Today, the country is home to 54 million people. There are 11 official languages spoken in the country, but the most common are Afrikaans and English. Only about 9% of the population is white, but from my observations they still hold a great deal of power and wealth within the country, decades after apartheid was dismantled. The majority of the citizens identify as Christian. South Africa does not have one particular capital, as the branches of government are spread out between Cape Town, Johannesburg, and Pretoria.

South Africa and My Project

For this destination, my research was once again focused on sexual exploitation - mostly sex trafficking. The 2014 TIP report ranks South Africa as a Tier 2 country, as it doesn't comply with minimum standards for combatting trafficking. However, great strides have been made, as Parliament has recently signed into law a comprehensive bill to do so. It will hopefully be enforced beginning next year.

South Africa is a source, transit, and destination country for trafficking victims, but the people I spoke to mostly work with those who have been brought into the country to work in prostitution.
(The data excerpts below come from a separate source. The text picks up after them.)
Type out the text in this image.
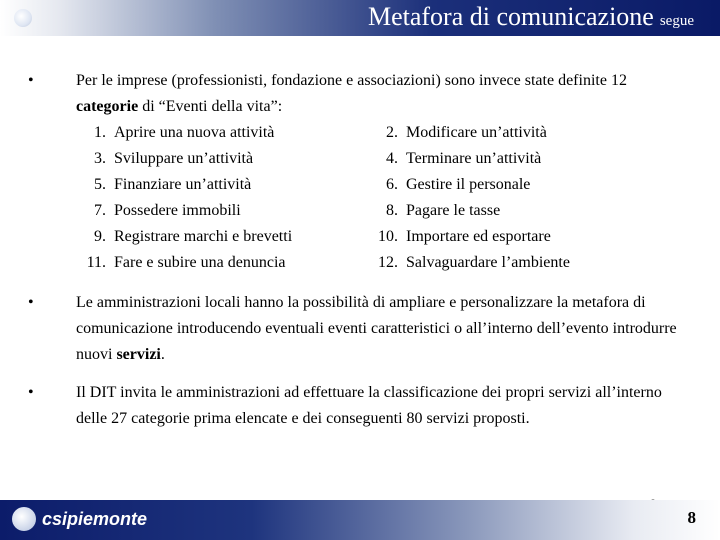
Metafora di comunicazione segue
•	Per le imprese (professionisti, fondazione e associazioni) sono invece state definite 12 categorie di “Eventi della vita”:
1. Aprire una nuova attività	2. Modificare un’attività
3. Sviluppare un’attività	4. Terminare un’attività
5. Finanziare un’attività	6. Gestire il personale
7. Possedere immobili	8. Pagare le tasse
9. Registrare marchi e brevetti	10. Importare ed esportare
11. Fare e subire una denuncia	12. Salvaguardare l’ambiente
•	Le amministrazioni locali hanno la possibilità di ampliare e personalizzare la metafora di comunicazione introducendo eventuali eventi caratteristici o all’interno dell’evento introdurre nuovi servizi.
•	Il DIT invita le amministrazioni ad effettuare la classificazione dei propri servizi all’interno delle 27 categorie prima elencate e dei conseguenti 80 servizi proposti.
csipiemonte	8
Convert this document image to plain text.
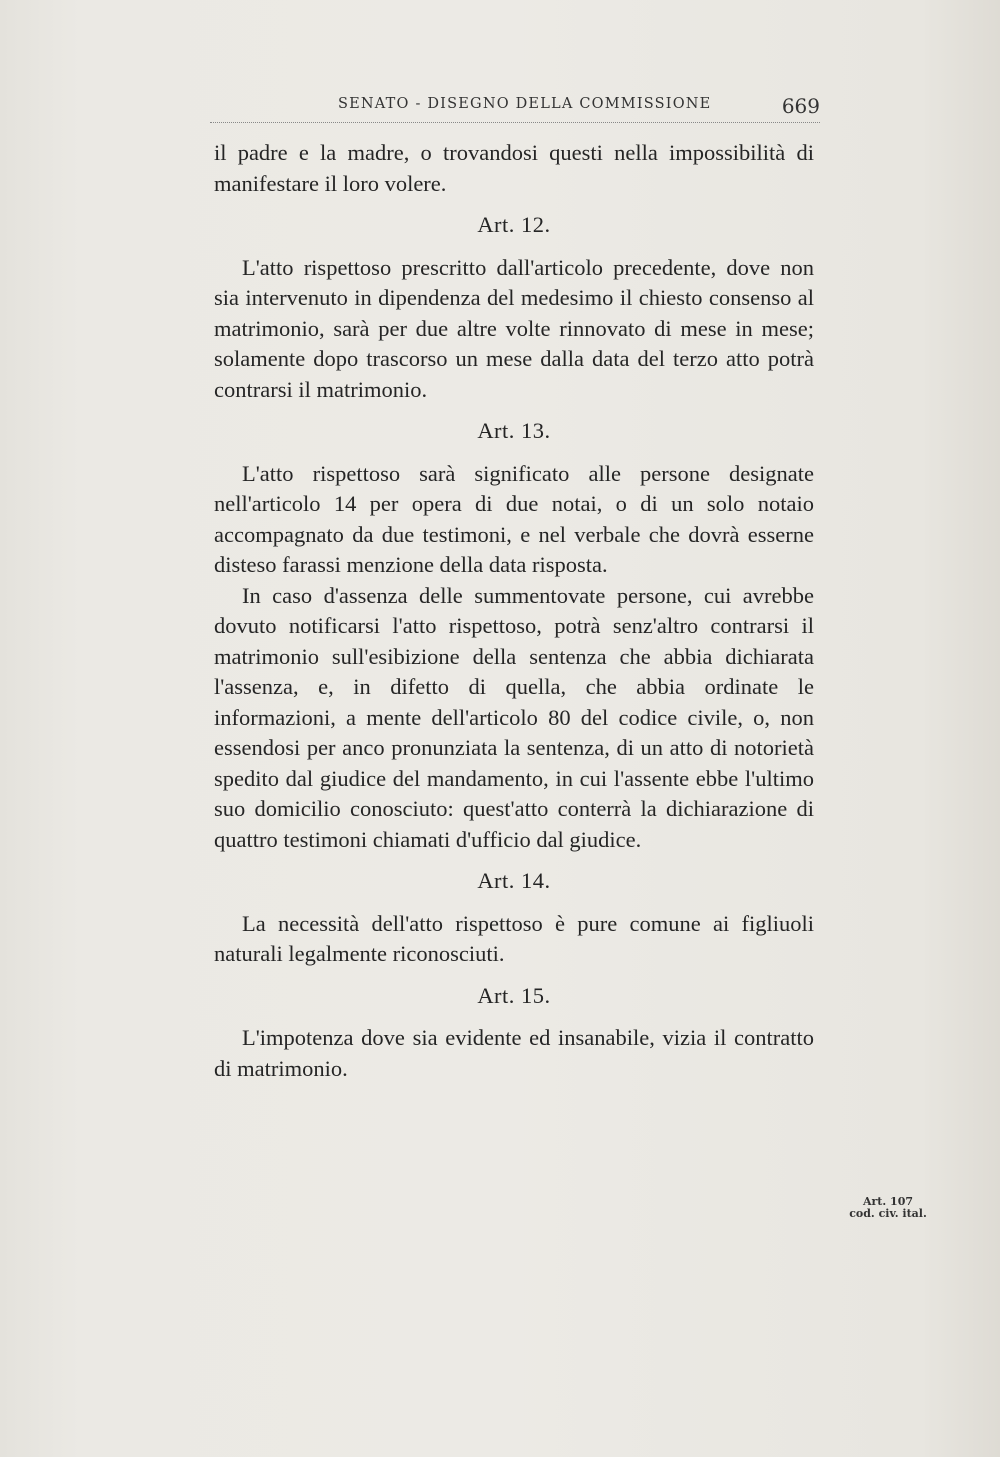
SENATO - DISEGNO DELLA COMMISSIONE	669

il padre e la madre, o trovandosi questi nella impossibilità di manifestare il loro volere.

Art. 12.

L'atto rispettoso prescritto dall'articolo precedente, dove non sia intervenuto in dipendenza del medesimo il chiesto consenso al matrimonio, sarà per due altre volte rinnovato di mese in mese; solamente dopo trascorso un mese dalla data del terzo atto potrà contrarsi il matrimonio.

Art. 13.

L'atto rispettoso sarà significato alle persone designate nell'articolo 14 per opera di due notai, o di un solo notaio accompagnato da due testimoni, e nel verbale che dovrà esserne disteso farassi menzione della data risposta.

In caso d'assenza delle summentovate persone, cui avrebbe dovuto notificarsi l'atto rispettoso, potrà senz'altro contrarsi il matrimonio sull'esibizione della sentenza che abbia dichiarata l'assenza, e, in difetto di quella, che abbia ordinate le informazioni, a mente dell'articolo 80 del codice civile, o, non essendosi per anco pronunziata la sentenza, di un atto di notorietà spedito dal giudice del mandamento, in cui l'assente ebbe l'ultimo suo domicilio conosciuto: quest'atto conterrà la dichiarazione di quattro testimoni chiamati d'ufficio dal giudice.

Art. 14.

La necessità dell'atto rispettoso è pure comune ai figliuoli naturali legalmente riconosciuti.

Art. 15.

L'impotenza dove sia evidente ed insanabile, vizia il contratto di matrimonio.

Art. 107
cod. civ. ital.
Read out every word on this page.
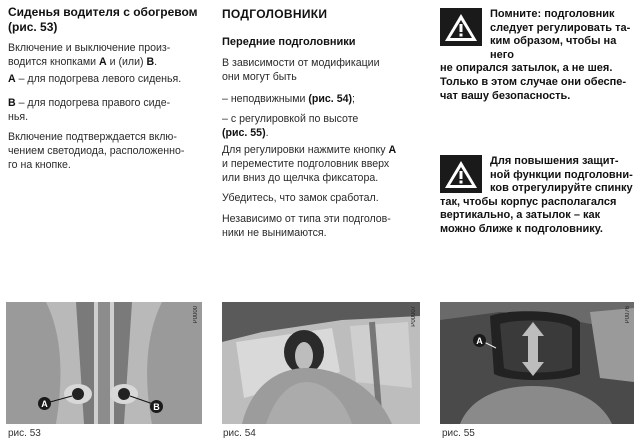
Сиденья водителя с обогревом
(рис. 53)

Включение и выключение произ-
водится кнопками A и (или) B.

A – для подогрева левого сиденья.

B – для подогрева правого сиде-
нья.

Включение подтверждается вклю-
чением светодиода, расположенно-
го на кнопке.

ПОДГОЛОВНИКИ
Передние подголовники

В зависимости от модификации
они могут быть

– неподвижными (рис. 54);

– с регулировкой по высоте
(рис. 55).

Для регулировки нажмите кнопку A
и переместите подголовник вверх
или вниз до щелчка фиксатора.

Убедитесь, что замок сработал.

Независимо от типа эти подголов-
ники не вынимаются.

Помните: подголовник

следует регулировать та-

ким образом, чтобы на него

не опирался затылок, а не шея.

Только в этом случае они обеспе-

чат вашу безопасность.

Для повышения защит-

ной функции подголовни-

ков отрегулируйте спинку

так, чтобы корпус располагался

вертикально, а затылок – как

можно ближе к подголовнику.

A	B
P0000
рис. 53
P00007
рис. 54
A
P0076
рис. 55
I was shocked to find out that victims are trafficked all the way from places like Thailand and Bulgaria in large numbers. However, Nigerian women are the largest group of non-South Africans being trafficked and exploited. This seems to be a growing trend everywhere, so I plan to post what I've learned about the Nigerian connection soon.

Like many countries I've visited, the problem of a tumultuous history and widespread poverty make many people vulnerable to exploitation. My main goal in South Africa was to understand the link, if any, between the history of apartheid and trafficking. I had the chance to see some of the iconic sites where it was dismantled, like this balcony to the right, where Mandela addressed the South African people for the first time after his release from Robben Island. I'll be sharing more about what I found out about apartheid in a later post. However, here are some other questions I was looking to answer:

  1. Why do traffickers bring victims from such far off source countries?
  2. How does the legal structure in the country perpetuate the problem of sex trafficking?
  3. What is the link between poverty in South Africa and this problem?
  4. What cultural factors impact the work of organization providing aftercare for survivors of sexual exploitation?

First Impressions

I spent most of my time in Cape Town, which is an incredible city. The most striking thing about Cape Town to me is the contrasts. You have incredible hiking and climbing spots less than a mile away from pristine white beaches. There are beautiful beachfront hotels and properties not far from an area once decimated by apartheid. The strangest thing for me, though, is seeing Christmas decorations while you're slathering on the sunscreen.

As I said, there is so much still to learn about this country and culture. I certainly plan to come back, even if just to see the view from on top of Table Mountain again (because a picture does not come close to doing it justice... trust me).